White House press secretary Sarah Huckabee Sanders on Monday said the EU “is trying to punish U.S. workers because they’ve engaged repeatedly in unfair trade practices.”
Europe is the company’s second-largest market, accounting for roughly 16 percent of sales, and risking it with a hefty price increase wasn’t a viable option, said Sharon Zackfia, an analyst with William Blair.
“There’s been a hope among many that the tariff discussions would be fluid and perhaps transitory,” Zackfia noted, ” but Harley management cannot run their business based on hope.
The main risk in moving production overseas, possibly to sites in India or Thailand, is a negative reaction from customers who wanted bikes made in the U.S., she said.
Whether that happens has yet to be seen, but “to some extend, you’re talking about the lesser of two evils: raising prices 25 percent or finding another place to make motorcycles,” Zackfia said. “Any reaction to the motorcycles not being made in the U.S. pales in comparison to the reaction if prices were raised.”
Harley-Davidson shares fell 6.5 percent to $41.35 in New York trading on Monday.
The European tariffs that the company cited were imposed strategically, targeting products in states that supported Trump and are home to top GOP congressional leadership.
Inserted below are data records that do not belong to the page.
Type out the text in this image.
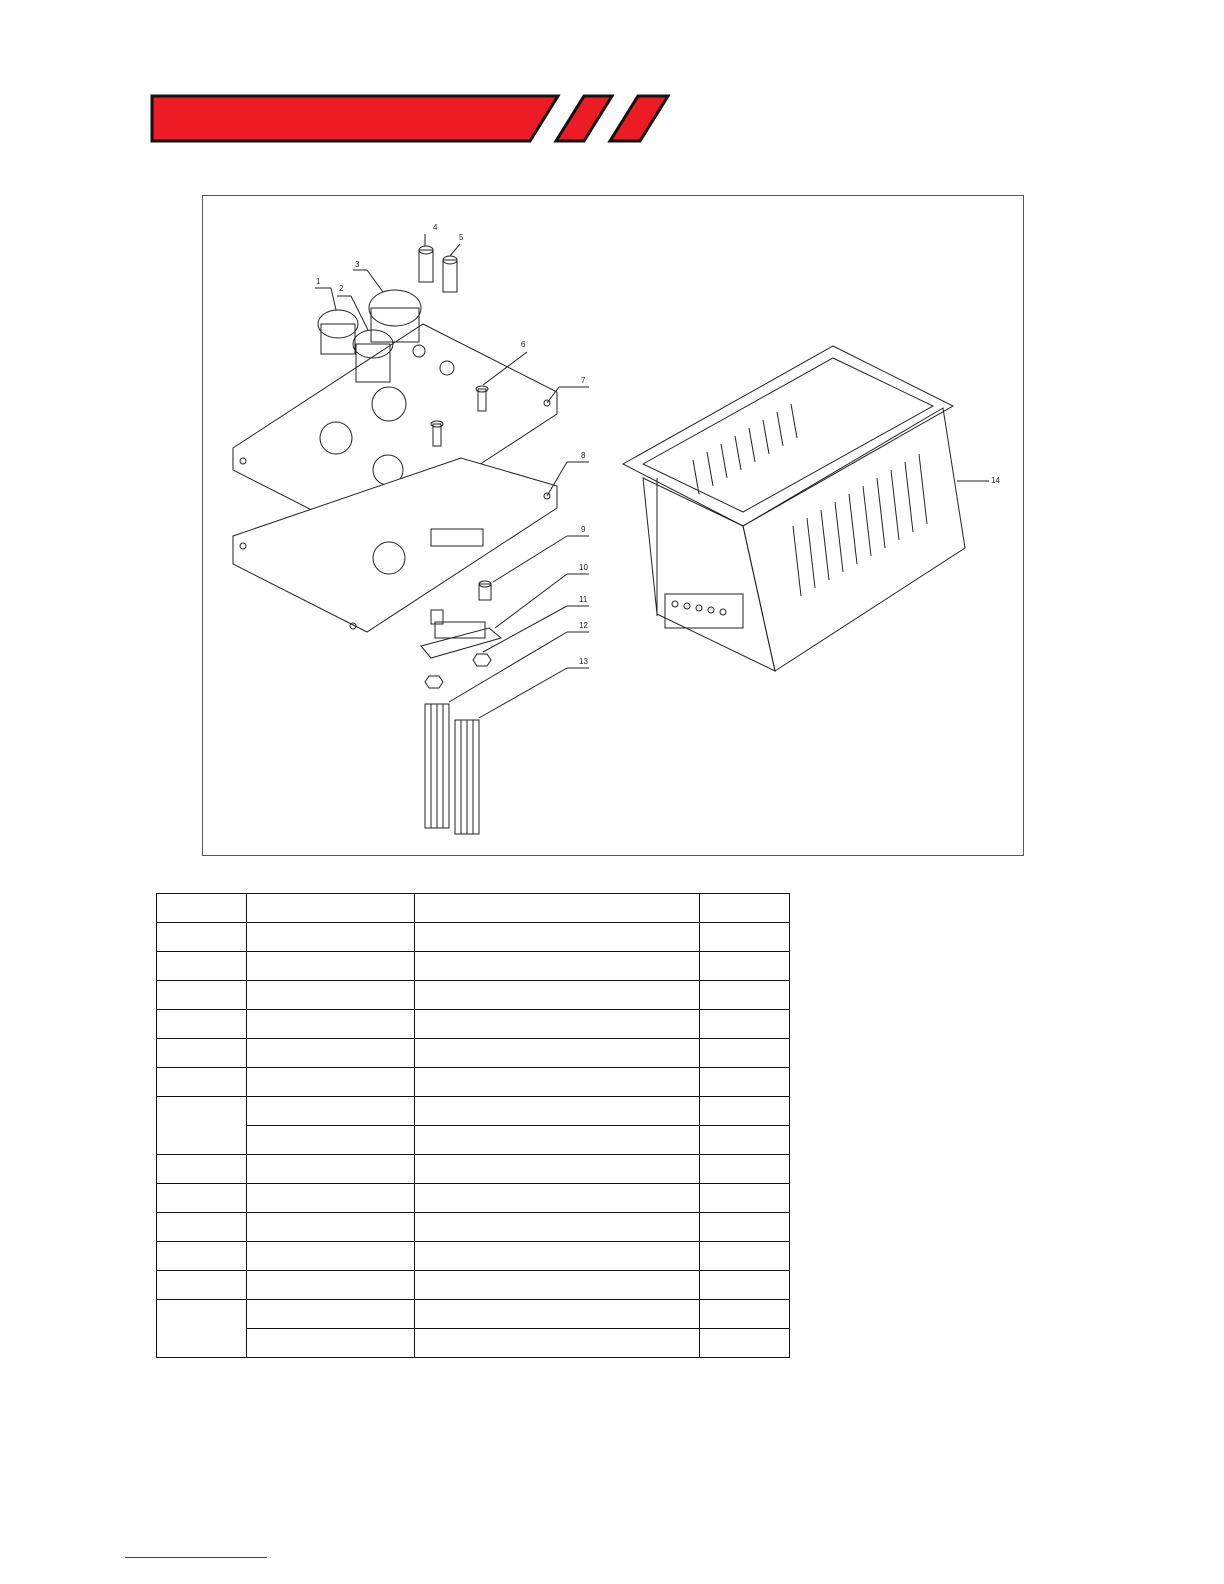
1
2
3
4
5
6
7
8
9
10
11
12
13
14
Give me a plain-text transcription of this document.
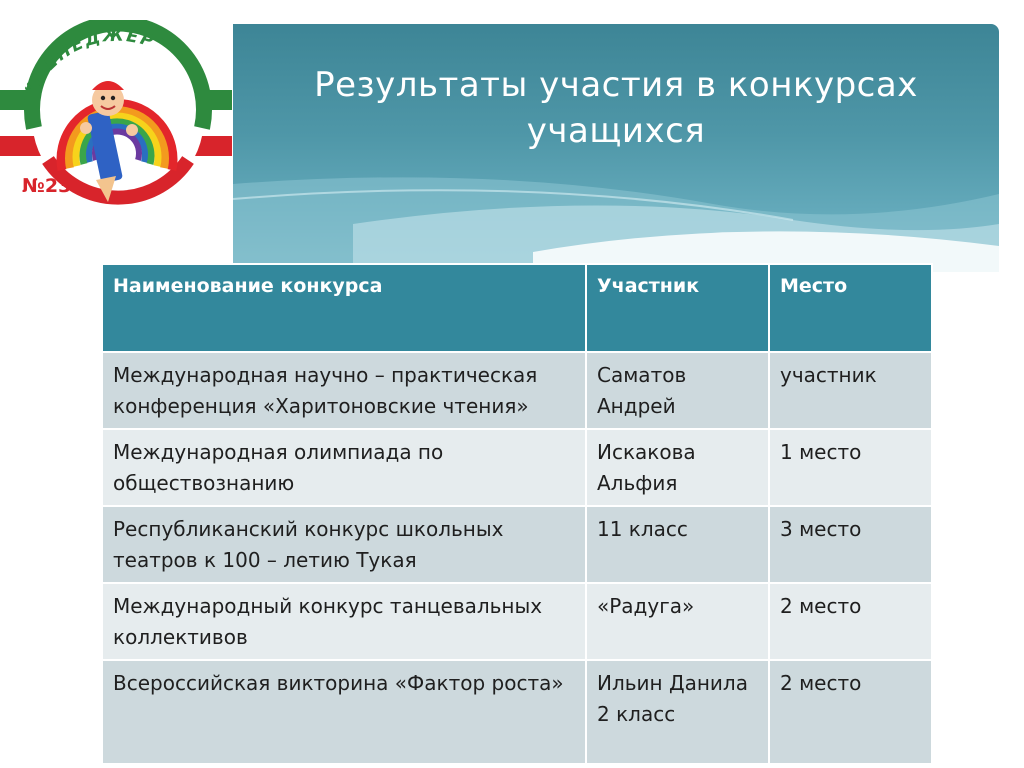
“МЕНЕДЖЕР”
№23
Результаты участия в конкурсах
учащихся
Наименование конкурса	Участник	Место
Международная научно – практическая конференция «Харитоновские чтения»	Саматов Андрей	участник
Международная олимпиада по обществознанию	Искакова Альфия	1 место
Республиканский конкурс школьных театров к 100 – летию Тукая	11 класс	3 место
Международный конкурс танцевальных коллективов	«Радуга»	2 место
Всероссийская викторина «Фактор роста»	Ильин Данила 2 класс	2 место
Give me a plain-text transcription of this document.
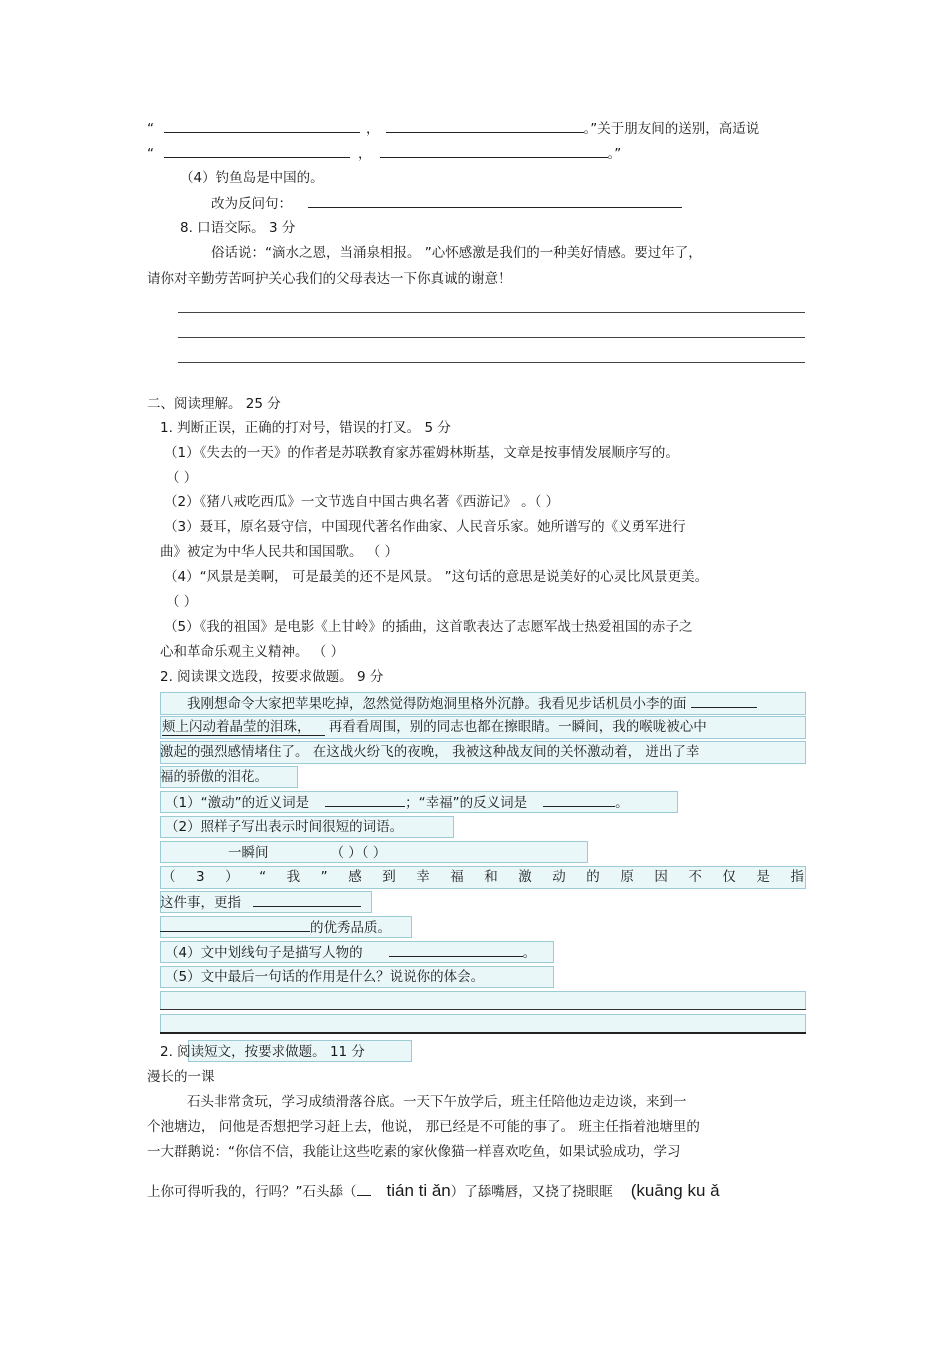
“	，	。”关于朋友间的送别，高适说
“	，	。”
（4）钓鱼岛是中国的。
改为反问句：
8. 口语交际。 3 分
俗话说：“滴水之恩，当涌泉相报。 ”心怀感激是我们的一种美好情感。要过年了，
请你对辛勤劳苦呵护关心我们的父母表达一下你真诚的谢意！
二、阅读理解。 25 分
1. 判断正误，正确的打对号，错误的打叉。 5 分
（1）《失去的一天》的作者是苏联教育家苏霍姆林斯基，文章是按事情发展顺序写的。
（ ）
（2）《猪八戒吃西瓜》一文节选自中国古典名著《西游记》 。（ ）
（3）聂耳，原名聂守信，中国现代著名作曲家、人民音乐家。她所谱写的《义勇军进行
曲》被定为中华人民共和国国歌。 （ ）
（4）“风景是美啊， 可是最美的还不是风景。 ”这句话的意思是说美好的心灵比风景更美。
（ ）
（5）《我的祖国》是电影《上甘岭》的插曲，这首歌表达了志愿军战士热爱祖国的赤子之
心和革命乐观主义精神。 （ ）
2. 阅读课文选段，按要求做题。 9 分
我刚想命令大家把苹果吃掉，忽然觉得防炮洞里格外沉静。我看见步话机员小李的面
颊上闪动着晶莹的泪珠， 再看看周围，别的同志也都在擦眼睛。一瞬间，我的喉咙被心中
激起的强烈感情堵住了。 在这战火纷飞的夜晚， 我被这种战友间的关怀激动着， 迸出了幸
福的骄傲的泪花。
（1）“激动”的近义词是	；“幸福”的反义词是	。
（2）照样子写出表示时间很短的词语。
一瞬间	（ ）（ ）
（ 3 ） “ 我 ” 感 到 幸 福 和 激 动 的 原 因 不 仅 是 指
这件事，更指
的优秀品质。
（4）文中划线句子是描写人物的	。
（5）文中最后一句话的作用是什么？说说你的体会。
2. 阅读短文，按要求做题。 11 分
漫长的一课
石头非常贪玩，学习成绩滑落谷底。一天下午放学后，班主任陪他边走边谈，来到一
个池塘边， 问他是否想把学习赶上去，他说， 那已经是不可能的事了。 班主任指着池塘里的
一大群鹅说：“你信不信，我能让这些吃素的家伙像猫一样喜欢吃鱼，如果试验成功，学习
上你可得听我的，行吗？”石头舔（ tián ti ǎn）了舔嘴唇，又挠了挠眼眶 (kuāng ku ǎ
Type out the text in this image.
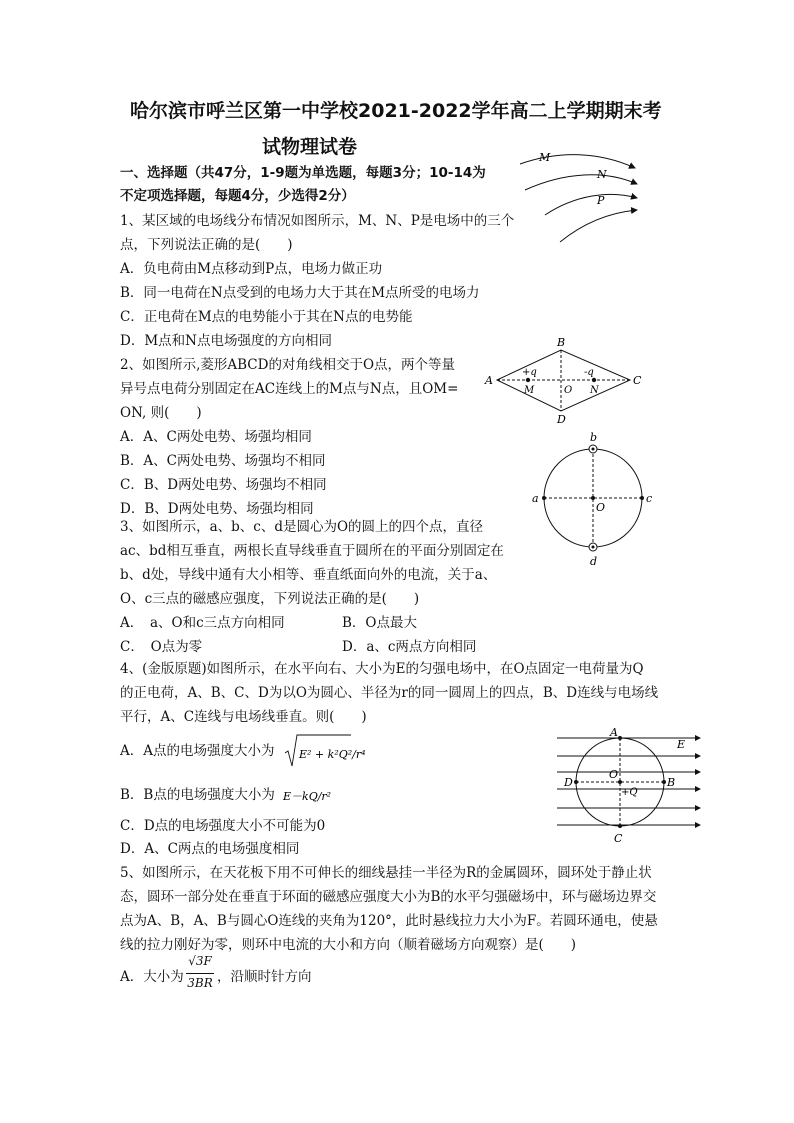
哈尔滨市呼兰区第一中学校2021-2022学年高二上学期期末考
试物理试卷
一、选择题（共47分，1-9题为单选题，每题3分；10-14为
不定项选择题，每题4分，少选得2分）
M
N
P
1、某区域的电场线分布情况如图所示，M、N、P是电场中的三个
点，下列说法正确的是(　　)
A．负电荷由M点移动到P点，电场力做正功
B．同一电荷在N点受到的电场力大于其在M点所受的电场力
C．正电荷在M点的电势能小于其在N点的电势能
D．M点和N点电场强度的方向相同
A
B
C
D
+q	-q
M	O N
2、如图所示,菱形ABCD的对角线相交于O点，两个等量
异号点电荷分别固定在AC连线上的M点与N点，且OM=
ON, 则(　　)
A．A、C两处电势、场强均相同
B．A、C两处电势、场强均不相同
C．B、D两处电势、场强均不相同
D．B、D两处电势、场强均相同
b
a	c
d
O
3、如图所示，a、b、c、d是圆心为O的圆上的四个点，直径
ac、bd相互垂直，两根长直导线垂直于圆所在的平面分别固定在
b、d处，导线中通有大小相等、垂直纸面向外的电流，关于a、
O、c三点的磁感应强度，下列说法正确的是(　　)
A．　a、O和c三点方向相同	B．O点最大
C．　O点为零	D．a、c两点方向相同
4、(金版原题)如图所示，在水平向右、大小为E的匀强电场中，在O点固定一电荷量为Q
的正电荷，A、B、C、D为以O为圆心、半径为r的同一圆周上的四点，B、D连线与电场线
平行，A、C连线与电场线垂直。则(　　)
A
D	B
C
O
+Q
E
A．A点的电场强度大小为 E² + k²Q²/r⁴
B．B点的电场强度大小为 E－kQ/r²
C．D点的电场强度大小不可能为0
D．A、C两点的电场强度相同
5、如图所示，在天花板下用不可伸长的细线悬挂一半径为R的金属圆环，圆环处于静止状
态，圆环一部分处在垂直于环面的磁感应强度大小为B的水平匀强磁场中，环与磁场边界交
点为A、B，A、B与圆心O连线的夹角为120°，此时悬线拉力大小为F。若圆环通电，使悬
线的拉力刚好为零，则环中电流的大小和方向（顺着磁场方向观察）是(　　)
A．大小为
√3F
3BR ，沿顺时针方向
Bourbon, for example, is an iconic product of Kentucky, represented in the Senate by Majority Leader Mitch McConnell, whose wife, Elaine Chao, is Trump’s transportation secretary.
The tariffs on Harley-Davidson, which is headquartered in Milwaukee, Wis., are a direct challenge to House Speaker Paul Ryan, who hails from the state and previously opposed Trump’s tariffs.
Harley-Davidson’s announcement “is further proof of the harm from unilateral tariffs,” said Ryan’s spokeswoman AshLee Strong. “The best way to help American workers, consumers, and manufacturers is to open new markets for them, not to raise barriers to our own market.”
Sen. Ron Johnson, R-Wis., said the announcement “confirms my concerns and is a far too predictable outcome of policies that give companies like Harley-Davidson incentives to make their products elsewhere.”
“We need to hold China accountable for its trade abuses, but that does not need to come at the expense of American workers and businesses,” he said in a statement.